Researchers from Sony announced that they trained a machine learning ResNet 50 architecture on ImageNet, an image database organized according to the WordNet hierarchy, in only 224 seconds. The resulting network has a top-1 accuracy of 75% on the validation set of ImageNet. The researchers achieved this record by using 2.100 Tesla V100 Tensor Core GPUs from NVIDIA. Besides this new timing record, they also got a 90% GPU scaling efficiency using 1.088 Tesla V100 Tensor Core GPUs.
There are two major challenges in scaling training neural networks to multiple machines: the batch size to train with, and synchronization of the gradients.

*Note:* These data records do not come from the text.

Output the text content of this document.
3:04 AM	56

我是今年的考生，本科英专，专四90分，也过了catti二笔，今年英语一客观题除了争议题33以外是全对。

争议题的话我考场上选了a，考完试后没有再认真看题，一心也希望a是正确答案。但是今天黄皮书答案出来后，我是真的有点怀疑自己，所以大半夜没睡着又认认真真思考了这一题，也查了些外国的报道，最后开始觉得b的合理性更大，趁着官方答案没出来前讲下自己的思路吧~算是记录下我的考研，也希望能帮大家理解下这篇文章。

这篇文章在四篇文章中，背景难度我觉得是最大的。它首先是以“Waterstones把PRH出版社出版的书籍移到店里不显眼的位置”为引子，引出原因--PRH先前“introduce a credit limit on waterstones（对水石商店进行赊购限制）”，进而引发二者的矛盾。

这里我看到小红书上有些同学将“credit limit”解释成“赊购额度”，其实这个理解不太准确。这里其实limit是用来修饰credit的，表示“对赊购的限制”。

To reduce the time to train a neural network, one can use a small mini-batch size to quickly push the network weights "in the right direction". For updating weights the error gives a gradient that indicates the "direction" the weights need to be updated in. When using small mini-batches you can determine this direction very fast and often. However, small mini-batches make a neural network prone to find a local minimum of performance. Sony solved this problem using batch size control, a known technique that gets used more and more recently.
With batch-size control, the mini-batch size is increased gradually to make the loss landscape avoid local minima. By looking at more images the neural network has a better idea of the average error direction it needs to improve in, instead of only determining an error direction based on a few small samples. Sony treated the first five epochs as warm-up epochs, with a low batch size, while later epochs used a larger batch size. Sony also used mixed-precision training, where the forward/backward computations are conducted in FP16.

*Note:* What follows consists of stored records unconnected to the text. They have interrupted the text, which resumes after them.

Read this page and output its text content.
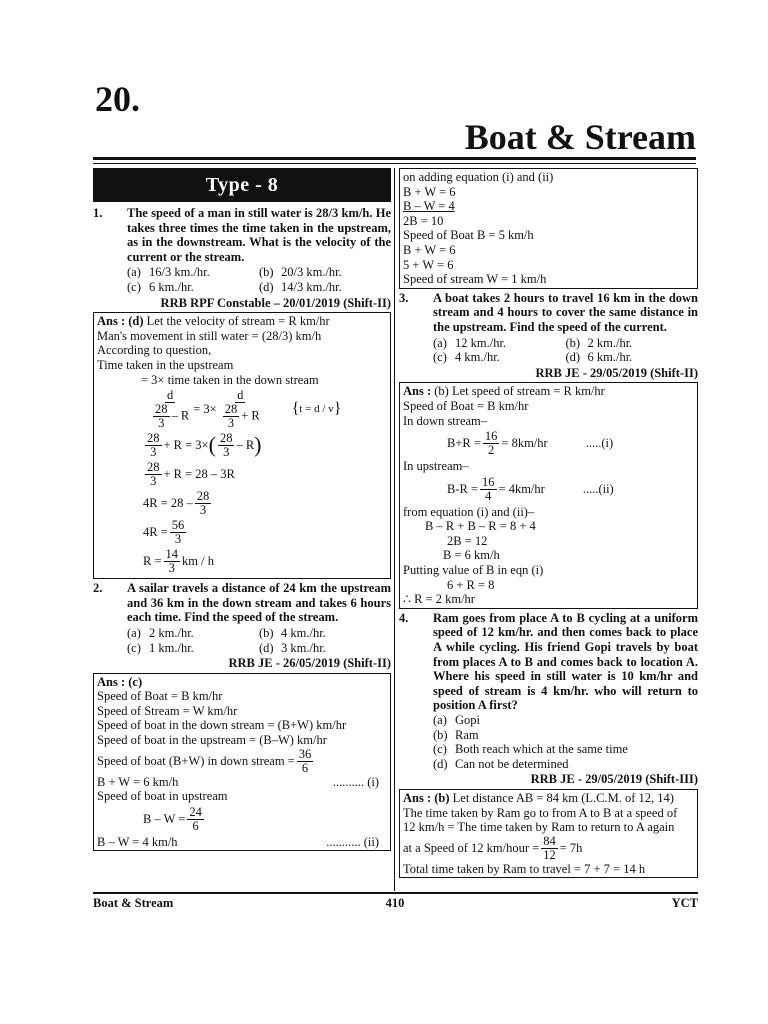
20.
Boat & Stream
Type - 8
1.	The speed of a man in still water is 28/3 km/h. He takes three times the time taken in the upstream, as in the downstream. What is the velocity of the current or the stream.
(a) 16/3 km./hr.	(b) 20/3 km./hr.
(c) 6 km./hr.	(d) 14/3 km./hr.
RRB RPF Constable – 20/01/2019 (Shift-II)
Ans : (d) Let the velocity of stream = R km/hr
Man's movement in still water = (28/3) km/h
According to question,
Time taken in the upstream
= 3× time taken in the down stream
$\frac{d}{\frac{28}{3} - R} = 3\times \frac{d}{\frac{28}{3} + R}$ { t = d / v }
$\frac{28}{3} + R = 3\times$ ( $\frac{28}{3}$ – R )
$\frac{28}{3} + R = 28 - 3R$
$4R = 28 - \frac{28}{3}$
$4R = \frac{56}{3}$
$R = \frac{14}{3}$ km / h
2.	A sailar travels a distance of 24 km the upstream and 36 km in the down stream and takes 6 hours each time. Find the speed of the stream.
(a) 2 km./hr.	(b) 4 km./hr.
(c) 1 km./hr.	(d) 3 km./hr.
RRB JE - 26/05/2019 (Shift-II)
Ans : (c)
Speed of Boat = B km/hr
Speed of Stream = W km/hr
Speed of boat in the down stream = (B+W) km/hr
Speed of boat in the upstream = (B–W) km/hr
Speed of boat (B+W) in down stream = $\frac{36}{6}$
B + W = 6 km/h	.......... (i)
Speed of boat in upstream
$B - W = \frac{24}{6}$
B – W = 4 km/h	........... (ii)
on adding equation (i) and (ii)
B + W = 6
B – W = 4
2B = 10
Speed of Boat B = 5 km/h
B + W = 6
5 + W = 6
Speed of stream W = 1 km/h
3.	A boat takes 2 hours to travel 16 km in the down stream and 4 hours to cover the same distance in the upstream. Find the speed of the current.
(a) 12 km./hr.	(b) 2 km./hr.
(c) 4 km./hr.	(d) 6 km./hr.
RRB JE - 29/05/2019 (Shift-II)
Ans : (b) Let speed of stream = R km/hr
Speed of Boat = B km/hr
In down stream–
$B+R = \frac{16}{2} = 8km/hr$	.....(i)
In upstream–
$B-R = \frac{16}{4} = 4km/hr$	.....(ii)
from equation (i) and (ii)–
B – R + B – R = 8 + 4
2B = 12
B = 6 km/h
Putting value of B in eqn (i)
6 + R = 8
∴ R = 2 km/hr
4.	Ram goes from place A to B cycling at a uniform speed of 12 km/hr. and then comes back to place A while cycling. His friend Gopi travels by boat from places A to B and comes back to location A. Where his speed in still water is 10 km/hr and speed of stream is 4 km/hr. who will return to position A first?
(a) Gopi
(b) Ram
(c) Both reach which at the same time
(d) Can not be determined
RRB JE - 29/05/2019 (Shift-III)
Ans : (b) Let distance AB = 84 km (L.C.M. of 12, 14)
The time taken by Ram go to from A to B at a speed of
12 km/h = The time taken by Ram to return to A again
at a Speed of 12 km/hour = $\frac{84}{12} = 7h$
Total time taken by Ram to travel = 7 + 7 = 14 h
Boat & Stream	410	YCT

The second problem is that synchronizing the gradients among machines can be slow. For communication among the different GPUs, a lot of bandwidth is required. Sony's researchers went for a 2D-Torus all reduce algorithm to reduce the communication overhead. In this communication algorithm, GPU's are placed in a virtual grid. First, the gradients pass horizontally, then communicate vertically to all columns, and then horizontally again in a final pass. This means that, if X is the number of GPUs in the horizontal direction, 2(X-1) GPU-to-GPU operations are necessary.
The Sony researchers used the tool Neural Network Libraries (NLL) and its CUDA extension as a DNN training framework. For communication between GPUs they used the NVIDIA Collective Communications Library (NCCL) version 2.

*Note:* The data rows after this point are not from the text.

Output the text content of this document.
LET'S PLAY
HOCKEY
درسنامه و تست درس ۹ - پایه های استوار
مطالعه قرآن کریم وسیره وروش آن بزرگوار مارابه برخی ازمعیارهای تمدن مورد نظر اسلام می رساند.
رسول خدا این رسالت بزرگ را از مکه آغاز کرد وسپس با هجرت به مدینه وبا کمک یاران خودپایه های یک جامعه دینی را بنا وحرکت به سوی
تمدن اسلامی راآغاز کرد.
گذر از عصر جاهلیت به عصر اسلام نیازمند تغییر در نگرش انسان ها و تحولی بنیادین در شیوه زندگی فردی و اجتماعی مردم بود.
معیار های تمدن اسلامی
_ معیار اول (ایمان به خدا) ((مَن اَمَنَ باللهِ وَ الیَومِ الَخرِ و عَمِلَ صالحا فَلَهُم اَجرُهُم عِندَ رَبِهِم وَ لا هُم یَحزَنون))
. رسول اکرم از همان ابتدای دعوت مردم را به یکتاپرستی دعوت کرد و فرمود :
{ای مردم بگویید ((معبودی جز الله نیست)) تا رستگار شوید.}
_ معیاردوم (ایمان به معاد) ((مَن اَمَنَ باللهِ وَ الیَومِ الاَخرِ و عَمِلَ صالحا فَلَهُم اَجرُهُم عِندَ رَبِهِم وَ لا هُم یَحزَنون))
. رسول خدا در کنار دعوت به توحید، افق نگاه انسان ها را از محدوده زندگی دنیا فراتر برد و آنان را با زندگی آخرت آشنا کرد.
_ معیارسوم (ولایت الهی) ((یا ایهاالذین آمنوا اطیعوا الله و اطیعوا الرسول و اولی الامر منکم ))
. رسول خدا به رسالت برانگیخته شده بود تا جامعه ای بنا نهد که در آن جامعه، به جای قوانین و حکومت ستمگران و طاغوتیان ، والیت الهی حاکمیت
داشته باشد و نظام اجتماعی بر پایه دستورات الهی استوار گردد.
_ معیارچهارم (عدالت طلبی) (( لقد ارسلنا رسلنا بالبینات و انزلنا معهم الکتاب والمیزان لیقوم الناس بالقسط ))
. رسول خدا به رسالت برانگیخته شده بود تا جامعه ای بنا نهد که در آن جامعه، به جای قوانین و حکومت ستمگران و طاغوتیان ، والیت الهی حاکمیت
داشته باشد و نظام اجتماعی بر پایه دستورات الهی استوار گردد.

Last year multiple parties attempted to train a ResNet 50 architecture in the least amount of time possible. In September 2017 InfoQ reported that IBM trained the same neural network architecture in 50 minutes. Back then, IBM achieved a higher scaling efficiency, but with only 256 GPUs. In the Q&A Hillery Hunter stated that the batch size was one of the most challenging things, but that they expected that their approach could scale to many more GPUs. In this paper, they looked at the GPU Scaling Efficiency for multiple amounts of GPUs, and when using 3264 GPUs for training the efficiency is 52.47%.
Sony's researchers published their findings in the paper 'ImageNet/ResNet-50 Training in 224 Seconds', which can be found on arXiv.